| This is just what OP is experiencing with extra steps. Here's why: 1. Find merit based, good, but (unfortunately) majority candidate.
2. Position is held open, the meritorious engineer is waiting for an offer.
3. A few minority position trickle in that are nearly as good but not quite.
4. DEI argues you should choose the minority and uses an excuse like "they're trainable" to justify racist hiring practices. In both these systems you really only wanted to use racist recruiting practices to hire non-white non-males. But to get around the legal concern step (4) gives you plausible deniability. It is no surprise that your average person thinks these hiring practices are racist and they lead to tokenization of the very group you're trying to protect. Consequently all the "hidden bias" DEI bleets on about is brought on by them. Things like "they were only hired/promoted because they fit in X category" where X is something innate and uncontrollable. It is not "racist" to look at a minority coworker differently if you know for the fact they weren't hired on merit. No different than the CEO's son getting a promotion to VP. Both people are undeserving. I am in the "majority" and have been passed up on promotions and probably not hired in several jobs because of things like this. Thanks to step (4) it is difficult to sue, but it would bring me great pleasure to take a company to court because of this.

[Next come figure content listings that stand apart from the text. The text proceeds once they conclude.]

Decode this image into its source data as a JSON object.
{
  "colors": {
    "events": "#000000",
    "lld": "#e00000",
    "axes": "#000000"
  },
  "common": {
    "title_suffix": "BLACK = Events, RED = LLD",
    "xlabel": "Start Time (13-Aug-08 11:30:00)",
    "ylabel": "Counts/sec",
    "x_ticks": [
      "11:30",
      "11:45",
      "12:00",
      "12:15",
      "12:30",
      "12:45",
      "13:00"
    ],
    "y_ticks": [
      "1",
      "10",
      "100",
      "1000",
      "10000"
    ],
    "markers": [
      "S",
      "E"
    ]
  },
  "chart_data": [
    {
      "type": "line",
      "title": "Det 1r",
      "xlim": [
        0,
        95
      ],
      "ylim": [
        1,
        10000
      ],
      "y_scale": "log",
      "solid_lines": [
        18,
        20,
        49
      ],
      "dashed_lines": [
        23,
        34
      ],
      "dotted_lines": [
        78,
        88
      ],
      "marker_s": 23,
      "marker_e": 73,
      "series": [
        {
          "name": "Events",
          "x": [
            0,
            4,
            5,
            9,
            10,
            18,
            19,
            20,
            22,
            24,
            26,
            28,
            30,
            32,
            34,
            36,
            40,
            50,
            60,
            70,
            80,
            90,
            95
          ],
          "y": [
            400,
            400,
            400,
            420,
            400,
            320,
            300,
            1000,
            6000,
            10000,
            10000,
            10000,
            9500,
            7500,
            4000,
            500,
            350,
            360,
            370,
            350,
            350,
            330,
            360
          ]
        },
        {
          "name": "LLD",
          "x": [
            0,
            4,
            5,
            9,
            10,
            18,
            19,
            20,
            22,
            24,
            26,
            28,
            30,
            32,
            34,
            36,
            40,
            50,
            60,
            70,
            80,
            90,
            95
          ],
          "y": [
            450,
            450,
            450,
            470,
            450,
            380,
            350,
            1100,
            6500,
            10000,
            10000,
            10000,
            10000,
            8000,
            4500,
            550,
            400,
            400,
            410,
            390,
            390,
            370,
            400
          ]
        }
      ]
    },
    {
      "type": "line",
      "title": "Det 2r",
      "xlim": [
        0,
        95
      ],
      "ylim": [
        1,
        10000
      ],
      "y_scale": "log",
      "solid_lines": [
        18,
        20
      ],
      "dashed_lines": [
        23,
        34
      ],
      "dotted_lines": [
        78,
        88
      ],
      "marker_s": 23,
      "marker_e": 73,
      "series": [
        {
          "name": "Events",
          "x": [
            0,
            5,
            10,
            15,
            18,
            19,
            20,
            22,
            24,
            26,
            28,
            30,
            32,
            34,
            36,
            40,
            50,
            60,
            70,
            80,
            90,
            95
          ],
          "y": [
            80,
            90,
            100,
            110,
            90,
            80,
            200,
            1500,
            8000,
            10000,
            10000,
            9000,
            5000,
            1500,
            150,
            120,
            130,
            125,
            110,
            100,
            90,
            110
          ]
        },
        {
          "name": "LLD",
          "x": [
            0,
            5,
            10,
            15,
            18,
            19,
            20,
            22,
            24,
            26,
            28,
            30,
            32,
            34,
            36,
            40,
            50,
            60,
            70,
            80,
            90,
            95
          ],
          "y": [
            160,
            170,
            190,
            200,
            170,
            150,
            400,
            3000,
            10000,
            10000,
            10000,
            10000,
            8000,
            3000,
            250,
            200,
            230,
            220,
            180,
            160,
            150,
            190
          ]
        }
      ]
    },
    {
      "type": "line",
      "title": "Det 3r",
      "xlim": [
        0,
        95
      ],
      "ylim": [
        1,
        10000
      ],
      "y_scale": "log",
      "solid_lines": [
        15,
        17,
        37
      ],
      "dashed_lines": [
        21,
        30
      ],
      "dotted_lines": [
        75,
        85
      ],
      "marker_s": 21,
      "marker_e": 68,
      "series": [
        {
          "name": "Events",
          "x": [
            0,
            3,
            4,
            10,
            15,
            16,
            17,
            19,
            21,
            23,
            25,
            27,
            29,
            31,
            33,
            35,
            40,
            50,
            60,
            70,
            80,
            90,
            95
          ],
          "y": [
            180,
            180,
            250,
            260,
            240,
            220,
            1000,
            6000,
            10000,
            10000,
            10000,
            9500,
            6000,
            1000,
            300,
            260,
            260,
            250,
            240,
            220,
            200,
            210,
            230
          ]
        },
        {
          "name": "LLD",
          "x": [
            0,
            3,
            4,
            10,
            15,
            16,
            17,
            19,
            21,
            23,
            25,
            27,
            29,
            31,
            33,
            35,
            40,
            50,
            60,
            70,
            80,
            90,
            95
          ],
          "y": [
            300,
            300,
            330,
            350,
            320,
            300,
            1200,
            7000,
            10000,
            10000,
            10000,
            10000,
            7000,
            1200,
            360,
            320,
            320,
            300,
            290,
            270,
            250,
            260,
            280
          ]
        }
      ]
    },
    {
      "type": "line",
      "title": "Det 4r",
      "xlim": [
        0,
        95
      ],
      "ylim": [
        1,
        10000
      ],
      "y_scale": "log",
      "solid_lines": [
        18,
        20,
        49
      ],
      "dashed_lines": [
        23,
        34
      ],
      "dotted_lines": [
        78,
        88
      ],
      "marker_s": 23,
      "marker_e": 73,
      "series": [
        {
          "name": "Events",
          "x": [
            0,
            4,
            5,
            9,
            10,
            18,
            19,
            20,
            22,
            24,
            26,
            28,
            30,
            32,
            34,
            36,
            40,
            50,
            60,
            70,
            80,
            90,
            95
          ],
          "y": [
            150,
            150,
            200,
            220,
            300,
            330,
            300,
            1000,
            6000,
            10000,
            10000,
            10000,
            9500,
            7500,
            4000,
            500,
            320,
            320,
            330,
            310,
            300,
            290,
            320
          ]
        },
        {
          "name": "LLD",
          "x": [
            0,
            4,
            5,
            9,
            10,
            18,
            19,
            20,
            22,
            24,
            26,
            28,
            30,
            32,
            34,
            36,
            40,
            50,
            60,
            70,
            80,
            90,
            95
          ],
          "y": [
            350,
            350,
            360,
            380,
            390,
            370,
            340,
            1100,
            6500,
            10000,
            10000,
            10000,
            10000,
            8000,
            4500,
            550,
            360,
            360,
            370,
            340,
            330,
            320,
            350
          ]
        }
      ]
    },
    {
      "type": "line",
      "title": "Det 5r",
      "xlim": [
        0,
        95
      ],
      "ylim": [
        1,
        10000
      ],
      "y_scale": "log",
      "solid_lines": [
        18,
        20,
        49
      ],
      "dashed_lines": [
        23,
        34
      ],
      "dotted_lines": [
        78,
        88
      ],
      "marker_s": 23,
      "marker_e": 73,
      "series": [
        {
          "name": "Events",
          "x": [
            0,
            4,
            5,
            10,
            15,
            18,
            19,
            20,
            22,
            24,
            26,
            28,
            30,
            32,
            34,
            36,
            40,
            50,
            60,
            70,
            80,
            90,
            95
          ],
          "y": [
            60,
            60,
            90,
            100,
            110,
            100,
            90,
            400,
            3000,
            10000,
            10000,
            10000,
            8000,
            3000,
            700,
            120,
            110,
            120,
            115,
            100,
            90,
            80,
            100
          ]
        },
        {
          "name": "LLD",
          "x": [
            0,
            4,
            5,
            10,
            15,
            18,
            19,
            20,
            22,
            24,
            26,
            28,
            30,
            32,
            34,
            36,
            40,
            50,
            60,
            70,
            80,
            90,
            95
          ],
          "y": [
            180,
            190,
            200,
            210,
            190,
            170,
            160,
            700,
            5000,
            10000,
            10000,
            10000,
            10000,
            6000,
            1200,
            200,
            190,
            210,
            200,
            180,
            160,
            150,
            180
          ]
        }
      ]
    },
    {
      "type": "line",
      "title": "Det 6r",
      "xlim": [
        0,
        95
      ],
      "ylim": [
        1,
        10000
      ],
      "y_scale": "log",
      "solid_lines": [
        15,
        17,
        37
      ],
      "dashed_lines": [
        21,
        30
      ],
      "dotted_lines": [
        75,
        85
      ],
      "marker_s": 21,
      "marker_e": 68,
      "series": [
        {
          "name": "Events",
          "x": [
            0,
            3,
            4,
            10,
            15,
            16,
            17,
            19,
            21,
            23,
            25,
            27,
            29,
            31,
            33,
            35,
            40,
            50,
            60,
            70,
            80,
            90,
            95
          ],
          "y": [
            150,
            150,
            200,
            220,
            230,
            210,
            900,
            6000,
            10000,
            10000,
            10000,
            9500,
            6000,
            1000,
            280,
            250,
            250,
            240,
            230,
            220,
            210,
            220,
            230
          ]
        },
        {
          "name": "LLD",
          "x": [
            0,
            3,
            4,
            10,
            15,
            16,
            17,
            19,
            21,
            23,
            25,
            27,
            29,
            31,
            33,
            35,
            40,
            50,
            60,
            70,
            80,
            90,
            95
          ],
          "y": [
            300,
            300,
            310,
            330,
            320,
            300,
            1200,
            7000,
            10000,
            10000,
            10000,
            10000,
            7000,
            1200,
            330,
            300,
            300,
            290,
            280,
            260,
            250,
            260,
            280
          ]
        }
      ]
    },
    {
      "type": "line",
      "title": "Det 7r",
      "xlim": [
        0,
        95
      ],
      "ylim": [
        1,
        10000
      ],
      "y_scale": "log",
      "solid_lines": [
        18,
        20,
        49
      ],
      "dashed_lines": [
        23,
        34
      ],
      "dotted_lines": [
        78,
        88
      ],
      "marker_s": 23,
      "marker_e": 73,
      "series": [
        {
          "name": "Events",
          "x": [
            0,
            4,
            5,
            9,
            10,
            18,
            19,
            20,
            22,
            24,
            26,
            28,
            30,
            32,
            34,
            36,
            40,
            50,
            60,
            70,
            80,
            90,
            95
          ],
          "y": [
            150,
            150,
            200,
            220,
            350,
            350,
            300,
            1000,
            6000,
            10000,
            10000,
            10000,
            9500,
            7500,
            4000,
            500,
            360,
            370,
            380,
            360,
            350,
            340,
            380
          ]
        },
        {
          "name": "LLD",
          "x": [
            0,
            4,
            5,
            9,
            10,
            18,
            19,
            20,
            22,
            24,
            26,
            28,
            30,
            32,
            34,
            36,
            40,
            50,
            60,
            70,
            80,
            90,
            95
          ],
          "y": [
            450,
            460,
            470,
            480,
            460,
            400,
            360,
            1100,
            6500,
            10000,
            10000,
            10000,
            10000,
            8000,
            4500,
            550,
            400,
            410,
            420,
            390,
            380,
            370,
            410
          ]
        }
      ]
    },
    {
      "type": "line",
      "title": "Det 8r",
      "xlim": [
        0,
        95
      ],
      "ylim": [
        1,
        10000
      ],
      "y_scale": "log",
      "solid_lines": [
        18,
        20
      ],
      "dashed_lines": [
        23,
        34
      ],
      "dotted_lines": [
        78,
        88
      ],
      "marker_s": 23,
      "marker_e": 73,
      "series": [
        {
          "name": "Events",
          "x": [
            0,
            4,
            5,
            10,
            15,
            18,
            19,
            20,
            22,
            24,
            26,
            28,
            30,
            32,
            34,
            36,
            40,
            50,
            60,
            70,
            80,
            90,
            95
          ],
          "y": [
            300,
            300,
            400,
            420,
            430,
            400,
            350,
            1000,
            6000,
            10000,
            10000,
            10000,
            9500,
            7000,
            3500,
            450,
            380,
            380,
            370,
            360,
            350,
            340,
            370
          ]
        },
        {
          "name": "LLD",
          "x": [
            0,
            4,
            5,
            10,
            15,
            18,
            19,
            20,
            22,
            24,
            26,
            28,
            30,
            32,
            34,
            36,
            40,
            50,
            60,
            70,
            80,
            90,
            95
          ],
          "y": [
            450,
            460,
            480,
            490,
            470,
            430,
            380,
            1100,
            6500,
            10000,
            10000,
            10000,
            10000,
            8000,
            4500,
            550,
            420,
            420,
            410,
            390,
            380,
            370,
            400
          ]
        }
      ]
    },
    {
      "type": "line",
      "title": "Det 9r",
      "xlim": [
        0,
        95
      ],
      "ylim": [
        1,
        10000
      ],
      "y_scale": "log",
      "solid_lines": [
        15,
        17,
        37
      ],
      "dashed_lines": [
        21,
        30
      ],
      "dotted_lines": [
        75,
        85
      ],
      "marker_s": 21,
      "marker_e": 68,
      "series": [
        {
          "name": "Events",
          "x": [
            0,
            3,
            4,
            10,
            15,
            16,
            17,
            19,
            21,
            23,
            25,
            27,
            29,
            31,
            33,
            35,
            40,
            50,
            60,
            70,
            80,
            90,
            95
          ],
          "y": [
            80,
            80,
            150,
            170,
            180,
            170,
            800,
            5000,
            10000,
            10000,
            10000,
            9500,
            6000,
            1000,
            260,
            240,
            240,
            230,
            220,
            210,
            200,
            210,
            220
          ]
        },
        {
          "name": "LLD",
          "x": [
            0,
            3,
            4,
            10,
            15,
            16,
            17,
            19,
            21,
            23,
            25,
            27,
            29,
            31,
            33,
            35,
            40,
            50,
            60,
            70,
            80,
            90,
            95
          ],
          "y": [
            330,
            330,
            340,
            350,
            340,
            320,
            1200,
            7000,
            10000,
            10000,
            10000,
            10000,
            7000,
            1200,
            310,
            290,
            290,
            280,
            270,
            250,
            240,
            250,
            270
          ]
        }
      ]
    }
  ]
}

DEI should be renamed DIE to reflect it's true nature at a company. The extremist, racist, wing of HR. |
"According to the sociological perspective, members of privileged groups can experience prejudice, but their experience will be different than the experience of someone who experiences systemic racism."
One could argue that being in the majority you would have an easier time getting a lateral promotion than someone as a minority.